A tradition among fund managers is the quarterly 'window dressing' employed at the end of March, June, September and December.
Real Money Columnist Paul Price recently commented on what the process entails and how investors can profit from it.
When a company or portfolio manager is holding a lot of stocks that are down at the end of the quarter, they’ll often dump those assets regardless of the fundamental or underlying value.
“Portfolio managers are loath to show big losers on their end of quarter reports,” Price wrote recently on Real Money, “as it makes them look bad.”
So even though a manager might be confident in an asset’s long-term value, they’ll be concerned over how that stock’s chart will look at the time they release their financials. That report will drive investor activity over the next three months. So if they’re holding an asset with good fundamentals but a currently depressed value, they’ll offload it.

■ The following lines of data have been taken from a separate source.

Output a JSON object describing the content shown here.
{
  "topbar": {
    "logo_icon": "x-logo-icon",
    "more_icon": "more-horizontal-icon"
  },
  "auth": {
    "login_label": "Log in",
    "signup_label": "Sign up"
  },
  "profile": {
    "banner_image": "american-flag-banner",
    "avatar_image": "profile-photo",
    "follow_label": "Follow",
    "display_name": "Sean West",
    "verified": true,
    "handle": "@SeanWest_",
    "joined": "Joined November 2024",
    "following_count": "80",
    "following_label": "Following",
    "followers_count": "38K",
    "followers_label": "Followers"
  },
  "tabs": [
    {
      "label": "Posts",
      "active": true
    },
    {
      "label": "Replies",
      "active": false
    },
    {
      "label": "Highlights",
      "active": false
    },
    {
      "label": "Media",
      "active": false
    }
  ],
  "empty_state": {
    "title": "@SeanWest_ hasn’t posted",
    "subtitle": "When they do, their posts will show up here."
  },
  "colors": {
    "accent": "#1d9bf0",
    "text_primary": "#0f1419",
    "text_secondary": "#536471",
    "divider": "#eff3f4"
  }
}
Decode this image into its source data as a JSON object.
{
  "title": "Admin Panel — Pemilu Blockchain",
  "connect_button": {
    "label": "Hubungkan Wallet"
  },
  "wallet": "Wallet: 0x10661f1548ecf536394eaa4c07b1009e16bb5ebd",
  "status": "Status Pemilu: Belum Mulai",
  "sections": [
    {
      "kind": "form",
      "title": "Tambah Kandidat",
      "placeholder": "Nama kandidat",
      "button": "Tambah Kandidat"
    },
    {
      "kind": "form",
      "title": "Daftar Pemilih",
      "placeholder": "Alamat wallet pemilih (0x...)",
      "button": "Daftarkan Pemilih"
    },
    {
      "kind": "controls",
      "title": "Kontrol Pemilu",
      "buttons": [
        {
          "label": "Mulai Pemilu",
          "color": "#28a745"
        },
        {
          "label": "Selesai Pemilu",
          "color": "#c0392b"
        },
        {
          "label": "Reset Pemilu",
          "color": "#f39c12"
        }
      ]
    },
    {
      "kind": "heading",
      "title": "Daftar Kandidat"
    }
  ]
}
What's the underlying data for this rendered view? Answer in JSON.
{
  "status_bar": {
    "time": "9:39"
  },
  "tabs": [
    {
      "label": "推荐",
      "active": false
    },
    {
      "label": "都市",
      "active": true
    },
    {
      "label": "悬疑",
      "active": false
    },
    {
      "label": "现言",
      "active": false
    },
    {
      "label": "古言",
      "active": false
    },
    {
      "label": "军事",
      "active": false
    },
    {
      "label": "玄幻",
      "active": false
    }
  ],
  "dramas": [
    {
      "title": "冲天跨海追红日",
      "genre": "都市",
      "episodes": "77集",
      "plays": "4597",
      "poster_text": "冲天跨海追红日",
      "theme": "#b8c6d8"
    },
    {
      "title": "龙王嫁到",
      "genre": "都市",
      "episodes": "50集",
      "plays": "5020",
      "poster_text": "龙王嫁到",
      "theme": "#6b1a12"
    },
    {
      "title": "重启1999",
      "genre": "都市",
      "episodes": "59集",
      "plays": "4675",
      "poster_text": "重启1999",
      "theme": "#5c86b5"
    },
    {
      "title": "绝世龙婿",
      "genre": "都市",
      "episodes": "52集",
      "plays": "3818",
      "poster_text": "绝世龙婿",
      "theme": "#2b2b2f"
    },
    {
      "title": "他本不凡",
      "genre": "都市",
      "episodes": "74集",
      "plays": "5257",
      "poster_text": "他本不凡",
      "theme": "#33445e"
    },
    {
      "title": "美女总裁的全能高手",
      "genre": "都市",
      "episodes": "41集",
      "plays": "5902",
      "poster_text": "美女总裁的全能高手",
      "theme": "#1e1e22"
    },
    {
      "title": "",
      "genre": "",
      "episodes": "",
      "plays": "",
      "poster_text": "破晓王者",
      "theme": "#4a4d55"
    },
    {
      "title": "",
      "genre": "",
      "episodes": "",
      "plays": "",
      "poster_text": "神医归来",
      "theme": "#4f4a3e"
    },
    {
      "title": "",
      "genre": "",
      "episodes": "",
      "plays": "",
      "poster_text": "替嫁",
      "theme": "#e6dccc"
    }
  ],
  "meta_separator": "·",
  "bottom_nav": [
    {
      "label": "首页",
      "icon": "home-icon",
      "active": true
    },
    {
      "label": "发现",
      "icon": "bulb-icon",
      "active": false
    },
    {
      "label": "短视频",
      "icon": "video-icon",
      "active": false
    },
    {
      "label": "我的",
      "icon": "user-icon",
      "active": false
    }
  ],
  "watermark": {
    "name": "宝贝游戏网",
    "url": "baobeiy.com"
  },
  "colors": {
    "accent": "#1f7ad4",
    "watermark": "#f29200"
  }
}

“Those same money managers come right back in tomorrow morning and repurchase the same stocks,” Price wrote, “while obtaining a full three months before they have to show they owned them.”
And “by then, many of those beaten up names will have recovered brilliantly, making the managers appear fabulous.”
For the stock market, this often leads to a flurry of short term trades. In the meantime, agile investors can get ahead of the game by picking up stocks that the managers put on sale. It can be a great chance, he writes, to “buy some major bargains.”